Psalm 46:1 NIV God is our refuge and strength, an ever-present help in trouble
I don’t recall ever being on a girls trip before, but it could be because none of them started off as wild as the one I’m about to share. Picture this:
It’s a beautiful, sunny day and two of my friends and I are driving along I-35 just sharing laughter and good conversation. As a girl who detests interstate driving, I was a mere front seat passenger. I’m not sure what the conversation was at the time, but all of a sudden, we were swerving. I immediately slammed my eyes shut and grabbed something on the door. As I felt the car moving out of control, my friend desperately trying to steer it back in the right place, I saw the word GOD flash through my eyes. I would be lying if I said fear didn’t tell me this was it- this is how my life would end. One of my friends later told me that her eyes had been open the whole time and we’d cut across three lanes of traffic. She really thought we were going to hit the median wall. I’m glad I had my eyes shut.

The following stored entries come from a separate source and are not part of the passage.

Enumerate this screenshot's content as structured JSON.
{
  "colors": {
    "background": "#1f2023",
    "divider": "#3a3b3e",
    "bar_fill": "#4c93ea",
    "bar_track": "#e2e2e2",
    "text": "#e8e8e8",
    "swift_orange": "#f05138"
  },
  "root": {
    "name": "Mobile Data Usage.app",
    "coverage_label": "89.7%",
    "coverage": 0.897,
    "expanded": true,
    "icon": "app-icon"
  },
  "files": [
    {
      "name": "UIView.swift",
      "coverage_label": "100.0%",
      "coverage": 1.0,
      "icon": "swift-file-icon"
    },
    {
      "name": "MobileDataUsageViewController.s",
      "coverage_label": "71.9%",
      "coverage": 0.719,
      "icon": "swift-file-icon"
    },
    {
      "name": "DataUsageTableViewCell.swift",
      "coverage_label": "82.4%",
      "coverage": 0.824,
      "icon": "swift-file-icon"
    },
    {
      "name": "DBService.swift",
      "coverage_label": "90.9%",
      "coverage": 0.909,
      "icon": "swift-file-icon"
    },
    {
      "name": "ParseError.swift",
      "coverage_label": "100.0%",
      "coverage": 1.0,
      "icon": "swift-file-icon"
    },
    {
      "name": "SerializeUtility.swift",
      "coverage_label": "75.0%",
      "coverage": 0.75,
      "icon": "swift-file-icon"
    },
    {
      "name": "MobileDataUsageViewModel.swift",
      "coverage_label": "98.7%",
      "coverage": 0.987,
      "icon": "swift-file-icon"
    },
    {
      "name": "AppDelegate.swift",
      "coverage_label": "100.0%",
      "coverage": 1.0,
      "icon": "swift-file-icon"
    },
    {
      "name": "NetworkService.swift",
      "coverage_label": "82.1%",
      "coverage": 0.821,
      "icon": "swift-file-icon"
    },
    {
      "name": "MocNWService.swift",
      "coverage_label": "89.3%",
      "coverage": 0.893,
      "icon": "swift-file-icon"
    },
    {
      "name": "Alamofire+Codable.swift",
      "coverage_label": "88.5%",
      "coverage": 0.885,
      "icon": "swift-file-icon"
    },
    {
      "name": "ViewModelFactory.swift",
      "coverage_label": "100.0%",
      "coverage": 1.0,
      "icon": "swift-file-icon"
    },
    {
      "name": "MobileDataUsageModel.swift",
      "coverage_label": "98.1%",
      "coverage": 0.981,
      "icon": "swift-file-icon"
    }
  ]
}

The minute I saw the word GOD, I said “Jesus, take the wheel.” Now, I have no idea how many times I said it or how I worded it exactly and it probably doesn’t matter. I will say, I thought I screamed it multiple times, but my friends say I said it boldly and loudly just one time! I have never in my life gone straight to God in a desperate time. I am ashamed to admit that God is usually an afterthought or a last resort. Not this time. This time, I went to the Father immediately.

I no sooner spoke his name and asked him to take the wheel then he took that wheel and steered that car right back in control. I found out later that not only was the Lord my 911 dispatcher, and my superhero, but he was also a crossing guard, keeping the surrounding traffic at bay to give us space for what felt like an inevitable crash. He was my automatic response yes, but he was the first to respond back.
This got me thinking about how often I really do make God an afterthought. What if I immediately went to him for everything in my life no matter the circumstance- not just to check off a box? The truth is, he wants our victories, fears, tears, all of it. He wants our automatic response for him so he can be our first responder.
Fortunately, the worst damage was a couple broken nails! Hallelujah!